If you only have one phone connected, most endpoints auto-select it — you don’t need to specify a phone_id.
Available actions
You can perform these actions on a connected phone:Touch gestures
| Action | Endpoint | Description |
|---|---|---|
| Tap | POST /phones/{id}/tap | Single tap at coordinates |
| Double tap | POST /phones/{id}/double-tap | Double tap for zoom or text selection |
| Tap and hold | POST /phones/{id}/tap-and-hold | Long press for context menus |
| Flick | POST /phones/{id}/flick | Fast swipe gesture |
| Pan | POST /phones/{id}/pan | Slow drag gesture |
| Drag | POST /phones/{id}/drag | Drag between two points |
| Hold and drag | POST /phones/{id}/hold-and-drag | Long press then drag |
| Pinch | POST /phones/{id}/pinch | Pinch to zoom in/out |
Device control
| Action | Endpoint | Description |
|---|---|---|
| Home | POST /phones/{id}/home | Go to home screen |
| Lock | POST /phones/{id}/lock | Lock the device |
| Unlock | POST /phones/{id}/unlock | Unlock the device |
| Volume | POST /phones/{id}/volume | Adjust volume up/down |
| Rotate | POST /phones/{id}/rotate | Rotate screen orientation |
| Spotlight | POST /phones/{id}/spotlight | Open Spotlight search |
| Siri | POST /phones/{id}/siri | Activate Siri |
App control
| Action | Endpoint | Description |
|---|---|---|
| Open app | POST /phones/{id}/open-app | Open any app by name or bundle ID |
| Type text | POST /phones/{id}/type | Type into the focused text field |
| Screenshot | POST /phones/{id}/screenshot | Capture the current screen |
| Run shortcut | POST /phones/{id}/shortcut | Run an iOS Shortcut |
Coordinate system
All touch actions use pixel coordinates that map 1:1 with screenshot pixels. Screenshots are scaled so the longest edge is 1344px. The API handles native-to-scaled coordinate conversion transparently. For example, if a screenshot shows a button at position (300, 672), you send{"x": 300, "y": 672} to the tap endpoint.
Selector-based actions
Many touch actions also support a selector variant (e.g.,tap-select, drag-select) that lets you target elements by description rather than coordinates. This is useful when you know what you want to tap but not exactly where it is.

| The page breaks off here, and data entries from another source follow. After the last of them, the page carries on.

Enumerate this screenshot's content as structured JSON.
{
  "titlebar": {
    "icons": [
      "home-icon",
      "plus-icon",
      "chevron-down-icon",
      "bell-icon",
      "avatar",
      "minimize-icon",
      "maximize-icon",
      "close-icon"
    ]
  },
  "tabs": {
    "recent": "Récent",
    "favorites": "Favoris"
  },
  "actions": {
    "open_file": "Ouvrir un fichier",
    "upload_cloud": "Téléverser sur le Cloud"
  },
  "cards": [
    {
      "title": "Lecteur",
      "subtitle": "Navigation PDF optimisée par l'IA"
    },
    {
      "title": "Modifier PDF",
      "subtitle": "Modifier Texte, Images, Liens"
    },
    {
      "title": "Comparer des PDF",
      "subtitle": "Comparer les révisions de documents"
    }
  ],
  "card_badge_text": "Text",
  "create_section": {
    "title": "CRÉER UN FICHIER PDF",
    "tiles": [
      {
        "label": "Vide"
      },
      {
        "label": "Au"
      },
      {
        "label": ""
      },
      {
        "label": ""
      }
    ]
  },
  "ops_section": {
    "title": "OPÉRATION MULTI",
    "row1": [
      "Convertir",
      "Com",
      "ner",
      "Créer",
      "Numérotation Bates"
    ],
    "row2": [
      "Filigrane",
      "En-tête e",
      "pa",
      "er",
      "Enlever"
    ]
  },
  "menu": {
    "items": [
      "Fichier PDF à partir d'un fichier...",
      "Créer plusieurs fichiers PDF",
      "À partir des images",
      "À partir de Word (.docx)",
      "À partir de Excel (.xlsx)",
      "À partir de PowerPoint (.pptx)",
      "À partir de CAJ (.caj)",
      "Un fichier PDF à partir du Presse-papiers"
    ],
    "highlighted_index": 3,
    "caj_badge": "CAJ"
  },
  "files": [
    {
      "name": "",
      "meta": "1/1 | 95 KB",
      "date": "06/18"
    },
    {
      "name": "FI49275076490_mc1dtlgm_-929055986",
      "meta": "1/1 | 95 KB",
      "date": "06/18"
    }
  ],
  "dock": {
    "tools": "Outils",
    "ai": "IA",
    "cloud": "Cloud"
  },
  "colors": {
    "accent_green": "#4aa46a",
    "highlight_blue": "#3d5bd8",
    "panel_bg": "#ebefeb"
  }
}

See the individual endpoint pages for details on selector parameters.
Device management
| Endpoint | Description |
|---|---|
GET /phones | List all connected phones |
GET /phones/{id} | Get phone info (name, screen size, status) |
GET /phones/{id}/settings | Get phone settings |
PUT /phones/{id}/settings | Update phone settings |